Watson praised the plug-and-play nature of IP audio with the Axia consoles as a key ingredient to the fast studio build.

“Once we got the hang of it, one engineer was able to go from sealed boxes to wired studio in about 40 minutes. The interconnecting hub is just five Cat-5 cables.” He added that the only soldering in the project was to build GPIOs for contact closures to signal affiliates.

Once Watson and his staff got the hang of programming with Axia’s Pathfinder software, they were able to do some creative engineering projects. One involved automated switching during solar outages. At the right time, Pathfinder switched from the satellite uplink to telephone hybrids and back after the outage had passed.

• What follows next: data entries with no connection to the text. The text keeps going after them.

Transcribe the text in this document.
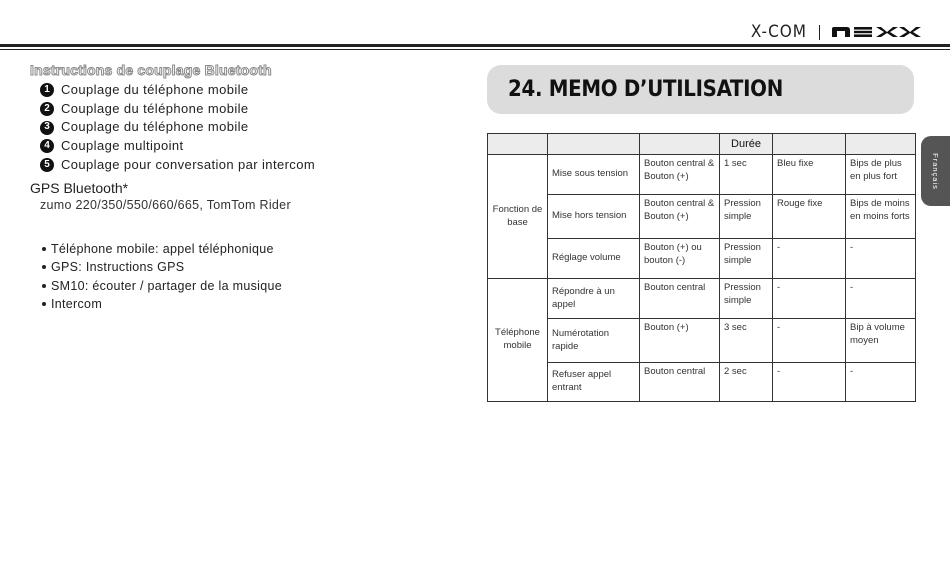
X-COM
Instructions de couplage Bluetooth
1 Couplage du téléphone mobile
2 Couplage du téléphone mobile
3 Couplage du téléphone mobile
4 Couplage multipoint
5 Couplage pour conversation par intercom
GPS Bluetooth*
zumo 220/350/550/660/665, TomTom Rider
Téléphone mobile: appel téléphonique
GPS: Instructions GPS
SM10: écouter / partager de la musique
Intercom
24. MEMO D’UTILISATION
Français
			Durée		
Fonction de base	Mise sous tension	Bouton central & Bouton (+)	1 sec	Bleu fixe	Bips de plus en plus fort
	Mise hors tension	Bouton central & Bouton (+)	Pression simple	Rouge fixe	Bips de moins en moins forts
	Réglage volume	Bouton (+) ou bouton (-)	Pression simple	-	-
Téléphone mobile	Répondre à un appel	Bouton central	Pression simple	-	-
	Numérotation rapide	Bouton (+)	3 sec	-	Bip à volume moyen
	Refuser appel entrant	Bouton central	2 sec	-	-
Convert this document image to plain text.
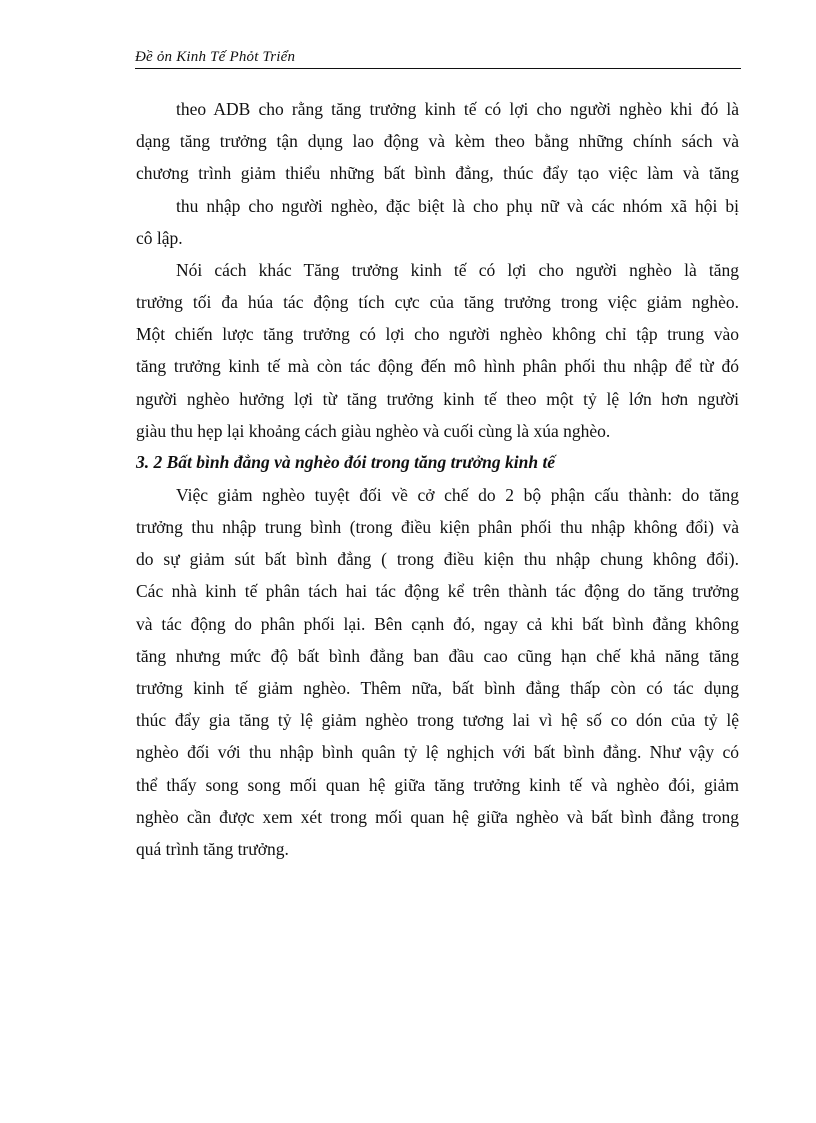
Đề ỏn Kinh Tế Phỏt Triển
theo ADB cho rằng tăng trưởng kinh tế có lợi cho người nghèo khi đó là
dạng tăng trưởng tận dụng lao động và kèm theo bằng những chính sách và
chương trình giảm thiểu những bất bình đẳng, thúc đẩy tạo việc làm và tăng
thu nhập cho người nghèo, đặc biệt là cho phụ nữ và các nhóm xã hội bị
cô lập.
Nói cách khác Tăng trưởng kinh tế có lợi cho người nghèo là tăng
trưởng tối đa húa tác động tích cực của tăng trưởng trong việc giảm nghèo.
Một chiến lược tăng trưởng có lợi cho người nghèo không chỉ tập trung vào
tăng trưởng kinh tế mà còn tác động đến mô hình phân phối thu nhập để từ đó
người nghèo hưởng lợi từ tăng trưởng kinh tế theo một tỷ lệ lớn hơn người
giàu thu hẹp lại khoảng cách giàu nghèo và cuối cùng là xúa nghèo.
3. 2 Bất bình đẳng và nghèo đói trong tăng trưởng kinh tế
Việc giảm nghèo tuyệt đối về cở chế do 2 bộ phận cấu thành: do tăng
trưởng thu nhập trung bình (trong điều kiện phân phối thu nhập không đổi) và
do sự giảm sút bất bình đẳng ( trong điều kiện thu nhập chung không đổi).
Các nhà kinh tế phân tách hai tác động kể trên thành tác động do tăng trưởng
và tác động do phân phối lại. Bên cạnh đó, ngay cả khi bất bình đẳng không
tăng nhưng mức độ bất bình đẳng ban đầu cao cũng hạn chế khả năng tăng
trưởng kinh tế giảm nghèo. Thêm nữa, bất bình đẳng thấp còn có tác dụng
thúc đẩy gia tăng tỷ lệ giảm nghèo trong tương lai vì hệ số co dón của tỷ lệ
nghèo đối với thu nhập bình quân tỷ lệ nghịch với bất bình đẳng. Như vậy có
thể thấy song song mối quan hệ giữa tăng trưởng kinh tế và nghèo đói, giảm
nghèo cần được xem xét trong mối quan hệ giữa nghèo và bất bình đẳng trong
quá trình tăng trưởng.
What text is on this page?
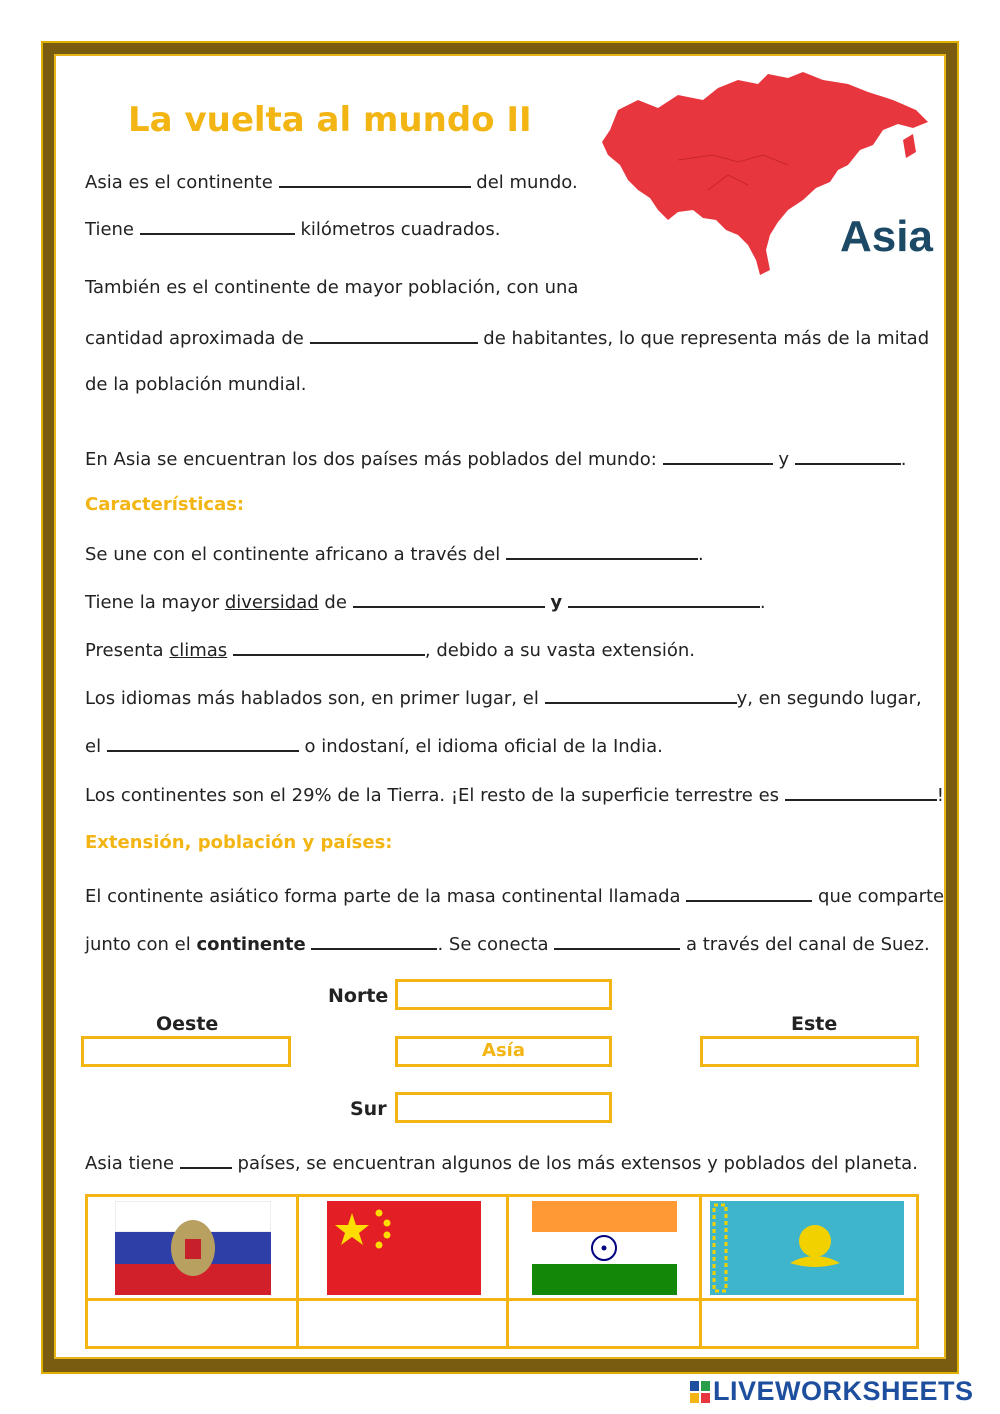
La vuelta al mundo II
Asia
Asia es el continente	del mundo.
Tiene	kilómetros cuadrados.
También es el continente de mayor población, con una
cantidad aproximada de	de habitantes, lo que representa más de la mitad
de la población mundial.
En Asia se encuentran los dos países más poblados del mundo:	y	.
Características:
Se une con el continente africano a través del	.
Tiene la mayor diversidad de	y	.
Presenta climas	, debido a su vasta extensión.
Los idiomas más hablados son, en primer lugar, el	y, en segundo lugar,
el	o indostaní, el idioma oficial de la India.
Los continentes son el 29% de la Tierra. ¡El resto de la superficie terrestre es	!
Extensión, población y países:
El continente asiático forma parte de la masa continental llamada	que comparte
junto con el continente	. Se conecta	a través del canal de Suez.
Norte
Oeste
Asía
Este
Sur
Asia tiene	países, se encuentran algunos de los más extensos y poblados del planeta.

LIVEWORKSHEETS
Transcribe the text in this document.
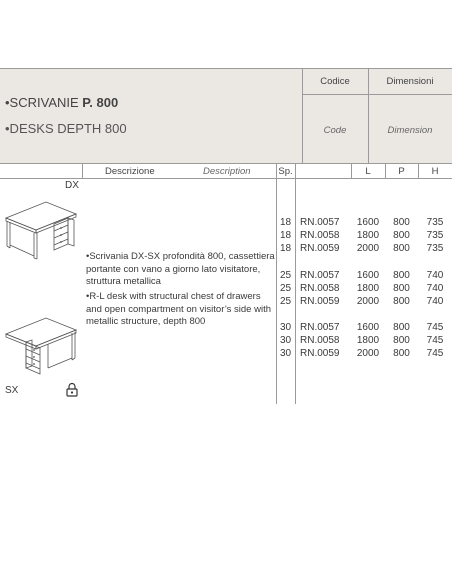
•SCRIVANIE P. 800
•DESKS DEPTH 800
Codice
Code
Dimensioni
Dimension
Descrizione	Description	Sp.	L	P	H
DX
SX
•Scrivania DX-SX profondità 800, cassettiera portante con vano a giorno lato visitatore, struttura metallica
•R-L desk with structural chest of drawers and open compartment on visitor’s side with metallic structure, depth 800
18 RN.0057	1600	800	735
18 RN.0058	1800	800	735
18 RN.0059	2000	800	735
25 RN.0057	1600	800	740
25 RN.0058	1800	800	740
25 RN.0059	2000	800	740
30 RN.0057	1600	800	745
30 RN.0058	1800	800	745
30 RN.0059	2000	800	745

MRN is a high-pressure, high-reliability operation so backups are essential. The primary signal feed is via a satellite uplink from MRN’s Concord, N.C., headquarters to ABC in New York, which takes care of distribution to affiliates. The backup is a Telos Xstream to New York. When all else fails a Comrex Vector is used, although Watson said this option has no contact closures, and is just a way of staying on the air.

The move also provided MRN with an opportunity to memorialize two of its long-standing employees. MRN control room A also is known as the Barry Hall studio in honor of the lap-by-lap announcer who recently celebrated his 50th year at the mic. MRN control B is named the Harry Howard studio, in honor of MRN’s first engineer, who recently retired. Bronze plaques in the studios note the contributions of both men to the organization.